Well, no one is saying why, but Chester Nakayama (Derek Mio) thinks he has an idea. Unbeknownst to his conservative parents, he has a non-Japanese girlfriend, Luz (Cristina Rodlo), and he knocked her up. Mrs. Furuya gave them an herbal abortifacient, at his request, and I guess Chester thinks she was so overcome by guilt or something that she jammed a hair stick in her ear?
I s’pose it’s possible. But it’s a little more likely that something darker is afoot. I mean, this is that kind of show. And then there’s what happens to her abusive husband, Hideo (Eiji Inoue). [And why couldn’t abuse have pushed her to it?] Seemingly driven by a force outside himself, he just stares at the sun until he blinds himself. Sure.
Some of the older folks in the community start wondering if there’s some malevolent spirit at work. Chester shrugs all this off. He’s a young man, trying to make it in the world and he doesn’t have time for the old beliefs or the old prejudices. He believes there’s a future out there where he could marry Luz–in 1941, it was illegal in California*–and where he could be the all-American man he feels he is. His parents, particularly his father, Henry (Shingo Usami), know better.
Henry, like many–if not most (all?)–of the men in the community is a fisherman. I get the feeling the low-balling they get from the local cannery manager, Stan Grichuk (Teach Grant) is pretty typical. But they just have to grin and bear it. What else can they do?

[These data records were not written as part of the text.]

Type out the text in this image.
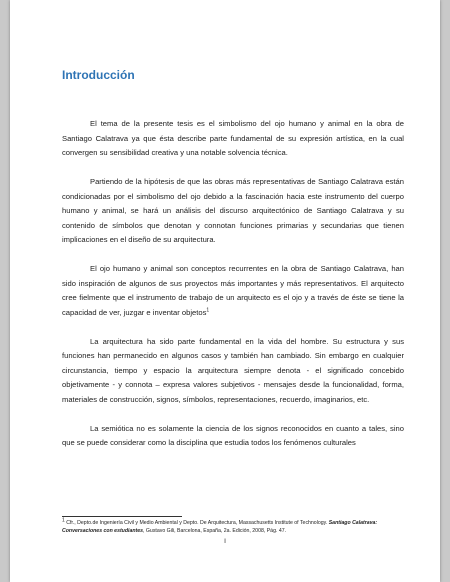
Introducción

El tema de la presente tesis es el simbolismo del ojo humano y animal en la obra de Santiago Calatrava ya que ésta describe parte fundamental de su expresión artística, en la cual convergen su sensibilidad creativa y una notable solvencia técnica.

Partiendo de la hipótesis de que las obras más representativas de Santiago Calatrava están condicionadas por el simbolismo del ojo debido a la fascinación hacia este instrumento del cuerpo humano y animal, se hará un análisis del discurso arquitectónico de Santiago Calatrava y su contenido de símbolos que denotan y connotan funciones primarias y secundarias que tienen implicaciones en el diseño de su arquitectura.

El ojo humano y animal son conceptos recurrentes en la obra de Santiago Calatrava, han sido inspiración de algunos de sus proyectos más importantes y más representativos. El arquitecto cree fielmente que el instrumento de trabajo de un arquitecto es el ojo y a través de éste se tiene la capacidad de ver, juzgar e inventar objetos$^1$

La arquitectura ha sido parte fundamental en la vida del hombre. Su estructura y sus funciones han permanecido en algunos casos y también han cambiado. Sin embargo en cualquier circunstancia, tiempo y espacio la arquitectura siempre denota - el significado concebido objetivamente - y connota – expresa valores subjetivos - mensajes desde la funcionalidad, forma, materiales de construcción, signos, símbolos, representaciones, recuerdo, imaginarios, etc.

La semiótica no es solamente la ciencia de los signos reconocidos en cuanto a tales, sino que se puede considerar como la disciplina que estudia todos los fenómenos culturales

$^1$ Cfr., Depto.de Ingeniería Civil y Medio Ambiental y Depto. De Arquitectura, Massachusetts Institute of Technology. Santiago Calatrava: Conversaciones con estudiantes, Gustavo Gili, Barcelona, España, 2a. Edición, 2008, Pág. 47.
I
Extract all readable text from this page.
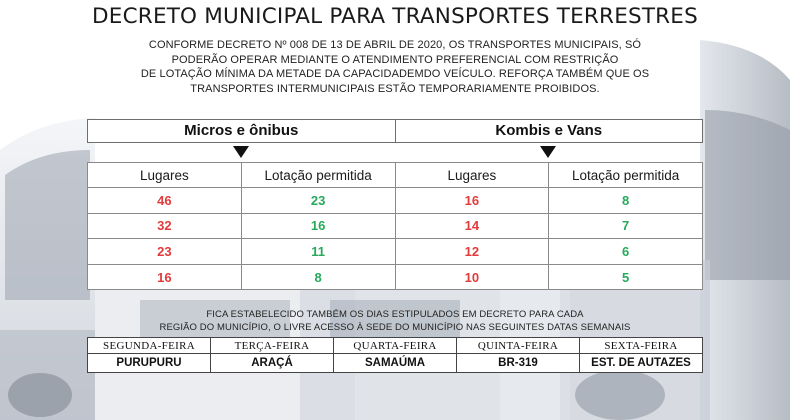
DECRETO MUNICIPAL PARA TRANSPORTES TERRESTRES
CONFORME DECRETO Nº 008 DE 13 DE ABRIL DE 2020, OS TRANSPORTES MUNICIPAIS, SÓ
PODERÃO OPERAR MEDIANTE O ATENDIMENTO PREFERENCIAL COM RESTRIÇÃO
DE LOTAÇÃO MÍNIMA DA METADE DA CAPACIDADEMDO VEÍCULO. REFORÇA TAMBÉM QUE OS
TRANSPORTES INTERMUNICIPAIS ESTÃO TEMPORARIAMENTE PROIBIDOS.
Micros e ônibus	Kombis e Vans
Lugares	Lotação permitida	Lugares	Lotação permitida
46	23	16	8
32	16	14	7
23	11	12	6
16	8	10	5
FICA ESTABELECIDO TAMBÉM OS DIAS ESTIPULADOS EM DECRETO PARA CADA
REGIÃO DO MUNICÍPIO, O LIVRE ACESSO À SEDE DO MUNICÍPIO NAS SEGUINTES DATAS SEMANAIS
SEGUNDA-FEIRA	TERÇA-FEIRA	QUARTA-FEIRA	QUINTA-FEIRA	SEXTA-FEIRA
PURUPURU	ARAÇÁ	SAMAÚMA	BR-319	EST. DE AUTAZES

They’re already so vulnerable that I was almost overwhelmed with anxiety when Grichuk’s body is discovered tangled in their fishing boat’s nets. (On that note: Is the boat’s name, Taro, meant to be an intentional soundalike for Terror?) He’d been fired by the cannery, blamed the fishermen, and was trying to set their boat ablaze when something stopped him.
It just seemed so bad, so inevitable how it would go. A white man found dead on a Japanese-American’s boat? I know it’s California, but nowhere was really a utopia back then (or now). I just could imagine the suspicion they would face. It was making my stomach hurt.
But of course, that was the sad joke, because they’ll have much bigger worries soon. When Henry and Chester are sitting in a naval office–Terminal Island was home to a lot of naval activity–waiting to give a statement, we can see the date on the clock behind them. Just as that sinks in, the air raid sirens go off. The United States is under attack.
After that, what you fear the most can you meet you halfway, as the song goes. It doesn’t take long before the FBI is in Furusato/Fish Harbor–the Japanese-American neighborhood on the island. They’re only gathering up the Japanese-born residents–the Issei–for now, but they’ll be back. And they’ll be coming for everyone.
8/10 – As this is the first episode, unsurprisingly, not a whole heckuva lot happened. Really, we spend the bulk of the hour easing our way into this community. And that’s what it was–a vibrant, thriving community. It was made up of people who just wanted good lives for themselves and more importantly, their children. As we meet them, they have no idea of the dangers they face. There’s something spooky among them, for sure. But at this point, the real world is the scariest thing.
*Specifically, it was illegal for white people to marry Asians or black people. Even though Luz is Mexican-American, she’s likely considered white under the law.